Like so much about TripAdvisor - the headline makes sense, but the devil is in the detail...
Let's see what TripAdvisor's Alison Croyle has to say about this modification of a key element of their policy:
"Hotels essentially start back at zero with a clean slate and any comment
about bed bugs, rude staff, or disruptions from ongoing renovations
never happened as far as new customers can tell."
Hang on! You renovate and TripAdvisor will remove negative reviews about 'rude staff' and 'bedbugs'? Surely in order for that to happen all you need to do is provide evidence to TA that you have replaced all your staff and bought new beds and linen?
We think TripAdvisor should think very seriously about investing more in this area. We welcome the concept of 'clean slates', but not right across the board - deleting reviews relating to service and other non-physical aspects of the guests' stay is counter-productive for both the potential guest and the hotel; and it's demonstrably unfair to hotels who have made huge improvements in the area of guest service and accommodation, but have stopped short of full on rebuilds.
It's even more unfair to hotels where management have invested heavily in staff training. They could easily end up in a situation where their major competitor 'renovates' and leaps ahead in the oh-so crucial rankings overnight - their 'rude staff' and 'bedbugs' will bring them back down again, but in the meantime they'll lose out in a big way.
And what about TA's loyal reviewers? They write a review of a hotel citing poor staff and other non-property related matters as a reason for a critical review - only to find it's been deleted!?
Potentially more sinister is this:
"TripAdvisor will also remove old reviews if a property moves between two major flags or brands. For example, if a Westin in Paris becomes part of the Waldorf Astoria Collection, no one will know of its Starwood past."
Hotels often change ownership, but that seldom means big changes in on-site management and staffing.
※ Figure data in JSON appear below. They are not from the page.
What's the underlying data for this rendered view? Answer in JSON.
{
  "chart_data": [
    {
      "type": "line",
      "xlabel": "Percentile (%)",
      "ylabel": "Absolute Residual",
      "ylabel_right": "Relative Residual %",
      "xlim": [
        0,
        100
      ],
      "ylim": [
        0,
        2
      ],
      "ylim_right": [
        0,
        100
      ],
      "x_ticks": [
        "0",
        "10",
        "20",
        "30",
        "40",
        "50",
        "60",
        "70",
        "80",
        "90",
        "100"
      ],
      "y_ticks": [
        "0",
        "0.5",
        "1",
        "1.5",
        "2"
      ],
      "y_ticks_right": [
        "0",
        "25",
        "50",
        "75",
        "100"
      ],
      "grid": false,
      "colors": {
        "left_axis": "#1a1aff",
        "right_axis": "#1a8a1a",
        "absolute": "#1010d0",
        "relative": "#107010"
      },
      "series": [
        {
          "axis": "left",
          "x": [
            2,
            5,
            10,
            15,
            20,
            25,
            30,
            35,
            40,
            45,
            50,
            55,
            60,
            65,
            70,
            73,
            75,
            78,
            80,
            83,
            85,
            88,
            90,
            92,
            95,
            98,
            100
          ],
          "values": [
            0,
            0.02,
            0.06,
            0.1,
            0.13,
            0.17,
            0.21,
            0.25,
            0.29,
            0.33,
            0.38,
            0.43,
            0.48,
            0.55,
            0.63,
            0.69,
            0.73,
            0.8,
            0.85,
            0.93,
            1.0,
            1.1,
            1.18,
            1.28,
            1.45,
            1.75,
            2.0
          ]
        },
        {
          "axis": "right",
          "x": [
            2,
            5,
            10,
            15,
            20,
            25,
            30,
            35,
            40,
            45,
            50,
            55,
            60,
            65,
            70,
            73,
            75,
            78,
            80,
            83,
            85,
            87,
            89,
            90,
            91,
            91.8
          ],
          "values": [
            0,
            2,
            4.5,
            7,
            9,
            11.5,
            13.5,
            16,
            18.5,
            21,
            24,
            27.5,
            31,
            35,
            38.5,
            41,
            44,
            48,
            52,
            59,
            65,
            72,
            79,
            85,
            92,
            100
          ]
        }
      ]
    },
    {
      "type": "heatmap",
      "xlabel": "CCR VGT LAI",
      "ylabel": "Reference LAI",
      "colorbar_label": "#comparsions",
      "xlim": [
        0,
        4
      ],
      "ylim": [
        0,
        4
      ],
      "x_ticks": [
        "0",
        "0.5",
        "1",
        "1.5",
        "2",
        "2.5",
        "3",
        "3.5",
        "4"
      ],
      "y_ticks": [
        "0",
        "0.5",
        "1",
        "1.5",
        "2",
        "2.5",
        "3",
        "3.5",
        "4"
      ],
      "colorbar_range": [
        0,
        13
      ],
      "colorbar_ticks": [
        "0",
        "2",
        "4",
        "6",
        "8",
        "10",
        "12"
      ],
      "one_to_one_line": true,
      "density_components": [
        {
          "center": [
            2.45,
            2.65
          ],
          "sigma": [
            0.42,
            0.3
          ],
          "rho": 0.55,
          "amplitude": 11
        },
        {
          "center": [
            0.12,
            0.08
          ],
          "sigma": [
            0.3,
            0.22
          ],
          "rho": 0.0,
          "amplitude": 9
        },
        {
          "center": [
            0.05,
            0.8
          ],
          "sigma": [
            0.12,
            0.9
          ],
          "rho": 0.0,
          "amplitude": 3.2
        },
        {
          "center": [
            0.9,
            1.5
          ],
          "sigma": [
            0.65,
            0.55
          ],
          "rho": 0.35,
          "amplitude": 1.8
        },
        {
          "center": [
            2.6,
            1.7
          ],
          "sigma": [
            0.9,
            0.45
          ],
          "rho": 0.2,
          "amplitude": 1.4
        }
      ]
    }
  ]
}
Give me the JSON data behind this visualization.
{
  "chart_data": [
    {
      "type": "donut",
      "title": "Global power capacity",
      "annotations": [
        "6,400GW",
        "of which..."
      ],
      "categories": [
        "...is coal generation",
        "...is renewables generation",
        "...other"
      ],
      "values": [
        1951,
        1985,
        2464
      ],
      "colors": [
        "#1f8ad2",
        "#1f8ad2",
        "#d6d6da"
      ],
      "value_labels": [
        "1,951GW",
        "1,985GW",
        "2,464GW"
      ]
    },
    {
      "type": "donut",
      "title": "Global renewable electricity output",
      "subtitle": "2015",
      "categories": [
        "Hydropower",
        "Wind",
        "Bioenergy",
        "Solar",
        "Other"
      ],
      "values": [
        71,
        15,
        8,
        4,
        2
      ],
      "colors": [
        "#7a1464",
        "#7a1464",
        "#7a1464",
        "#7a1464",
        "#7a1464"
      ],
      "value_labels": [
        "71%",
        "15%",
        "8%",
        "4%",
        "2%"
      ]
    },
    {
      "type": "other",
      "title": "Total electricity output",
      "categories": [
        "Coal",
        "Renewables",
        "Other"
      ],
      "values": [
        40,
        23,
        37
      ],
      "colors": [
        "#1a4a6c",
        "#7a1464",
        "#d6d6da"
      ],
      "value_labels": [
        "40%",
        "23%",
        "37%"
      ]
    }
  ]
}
Why not let the new ownership prove itself with a big improvement in guest satisfaction through its reviews first?
Here's one easy 'quick fix' suggestion for TripAdvisor:
Delete all reviews more than 2 years old for all properties. How's that? Hurt anyone? anyone interested in or helped by 3 year old reviews?
Renovated properties would soon recover their reputations, and there would be an even greater incentive for everyone in-hotel to make that extra effort.